I have been quite involved in these recent weeks of preparing to move my 94 year old father into assisted living, and being a necessary assistant until the move takes place, Lord willing, tomorrow. In his “day and throughout most of my life Dad was a powerfully strong and energetic individual. There wasn’t any moss that grew under his feet. But age and its calamities catches up to us all and the result is indeed humbling. Though his body, however, is now weak, the spirit is strong and a devotion to His Lord is “locked-in, since in his youth, as Solomon wrote, he came to know and serve His Creator; and the intervening years did not dissuade him from the undaunted truth that “this God is my God forever and ever, He will be my Guide even unto death.
But one just cannot read this 12th chapter of Ecclesiastes, describing the corruption of our corruptible bodies, and ignore the critical message rising out of these painfully real descriptions. As age increases and the body inevitably decays, the heart grows harder, and I do not now mean hardening of the arteries.
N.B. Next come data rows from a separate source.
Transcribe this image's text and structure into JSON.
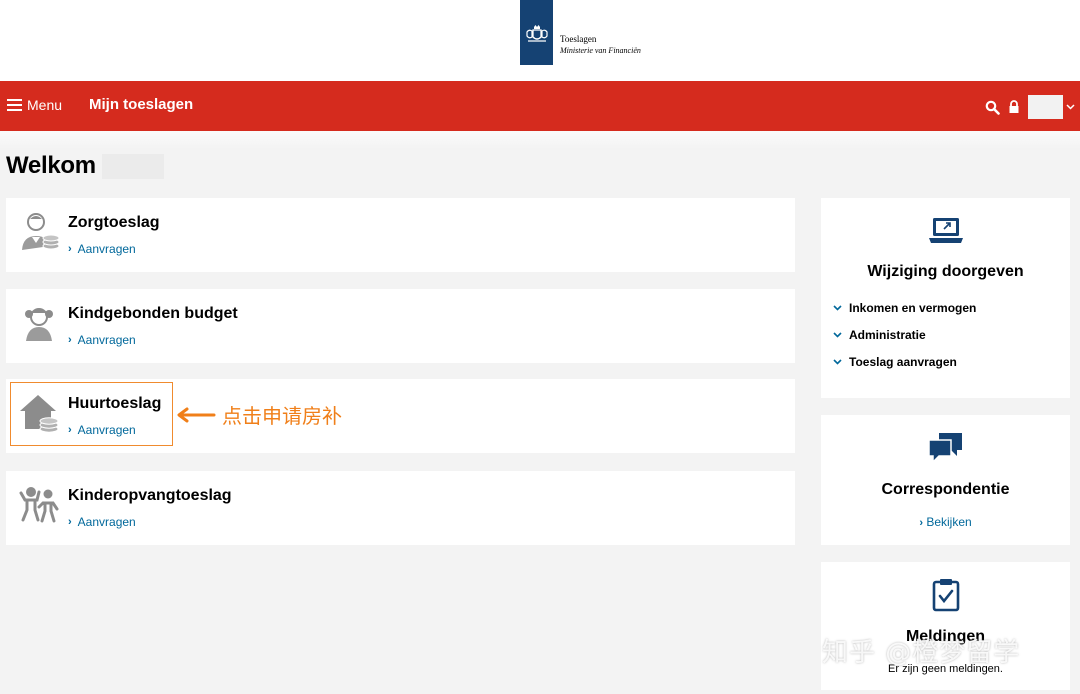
{
  "header": {
    "org_name": "Toeslagen",
    "org_sub": "Ministerie van Financiën"
  },
  "nav": {
    "menu_label": "Menu",
    "title": "Mijn toeslagen"
  },
  "welcome": {
    "text": "Welkom"
  },
  "cards": [
    {
      "title": "Zorgtoeslag",
      "link": "Aanvragen",
      "icon": "care-allowance-icon"
    },
    {
      "title": "Kindgebonden budget",
      "link": "Aanvragen",
      "icon": "child-budget-icon"
    },
    {
      "title": "Huurtoeslag",
      "link": "Aanvragen",
      "icon": "rent-allowance-icon"
    },
    {
      "title": "Kinderopvangtoeslag",
      "link": "Aanvragen",
      "icon": "childcare-allowance-icon"
    }
  ],
  "annotation": {
    "text": "点击申请房补"
  },
  "sidebar": {
    "changes": {
      "title": "Wijziging doorgeven",
      "items": [
        "Inkomen en vermogen",
        "Administratie",
        "Toeslag aanvragen"
      ]
    },
    "correspondence": {
      "title": "Correspondentie",
      "link": "Bekijken"
    },
    "notifications": {
      "title": "Meldingen",
      "text": "Er zijn geen meldingen."
    }
  },
  "watermark": "知乎 @橙梦留学",
  "colors": {
    "nav_red": "#d52b1e",
    "link_blue": "#01689b",
    "icon_blue": "#154273",
    "annotation_orange": "#f07f19"
  }
}
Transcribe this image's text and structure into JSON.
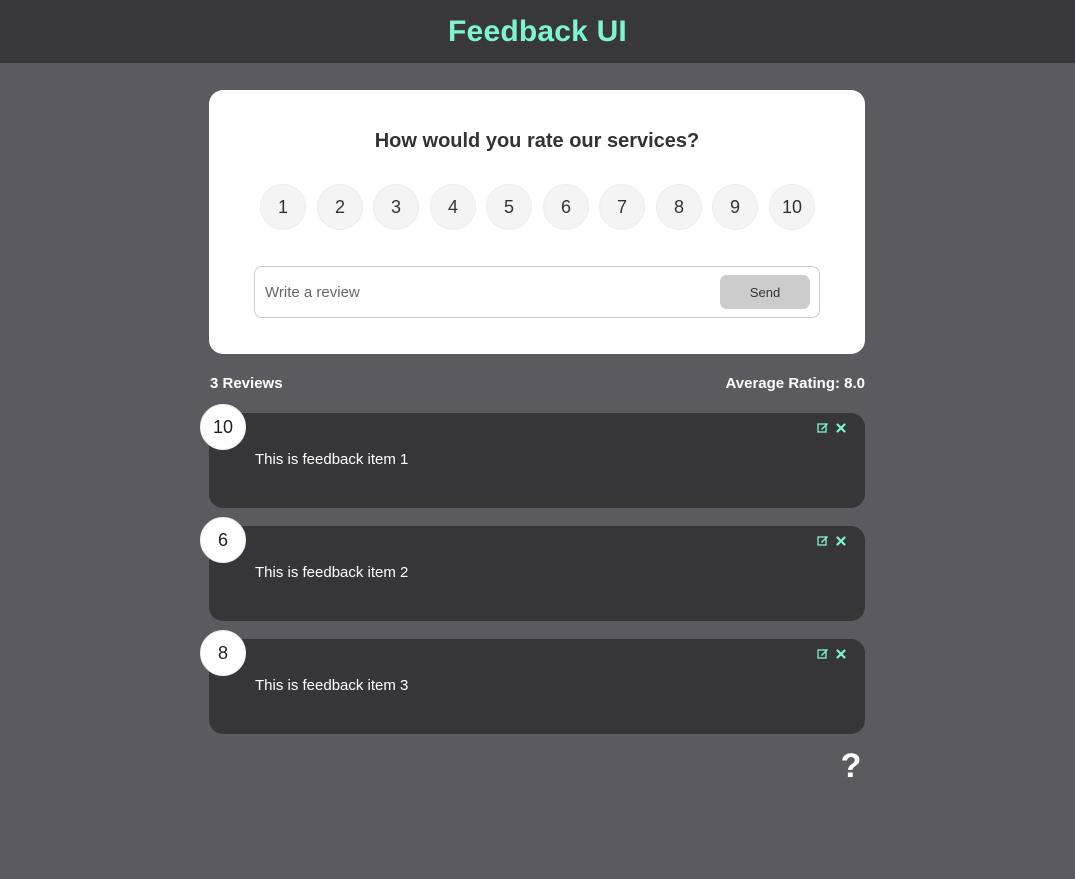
{
  "header": {
    "title": "Feedback UI",
    "accent_color": "#7ff5cf"
  },
  "rating_card": {
    "question": "How would you rate our services?",
    "options": [
      "1",
      "2",
      "3",
      "4",
      "5",
      "6",
      "7",
      "8",
      "9",
      "10"
    ],
    "review_placeholder": "Write a review",
    "review_value": "",
    "send_label": "Send"
  },
  "stats": {
    "count_label": "3 Reviews",
    "average_label": "Average Rating: 8.0"
  },
  "feedback_items": [
    {
      "rating": "10",
      "text": "This is feedback item 1"
    },
    {
      "rating": "6",
      "text": "This is feedback item 2"
    },
    {
      "rating": "8",
      "text": "This is feedback item 3"
    }
  ],
  "icons": {
    "edit": "edit-icon",
    "close": "close-icon",
    "help": "help-icon"
  },
  "help_symbol": "?"
}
The rebellious spiritual heart calcifies and increases in either apathy or anger towards God and the liberty found in Jesus Christ. It is simply more difficult to respond to Christ in old age when one has repeatedly turned away from “remembering their Creator in the days of their youth. The habits and mind-set become increasingly fixed until even the fear of the nearness of death’s door will not dislodge them. Resisting for one reason or another specific, memorable opportunity in one’s life when there was even a blip of sensitivity to the things of God grows one more layer of scar tissue which as time passes becomes impenetrable to reason and the persuasion of truth.
Solomon wasn’t blowing smoke when he wrote these words millenniums ago. This truth I have observed, and if you have eyes to see, so have you. The parable Jesus tells of the rich landowner hiring workers early in the morning, at midday, at evening, and in the 11th hour before midnight, and then paying them all the exact same wage despite the vigorous protest of those who worked all day, expresses the truth that the offer of the Gospel is just as sufficient for those whose eyes are opened near the end of their life. But if confronting the truth of God in your life is something you believe now you can put off until later on (any amount of “later on), Solomon says your odds are pretty slim and getting slimmer every day, until there are no odds for you at all.
Remember your Creator in the days of your youth!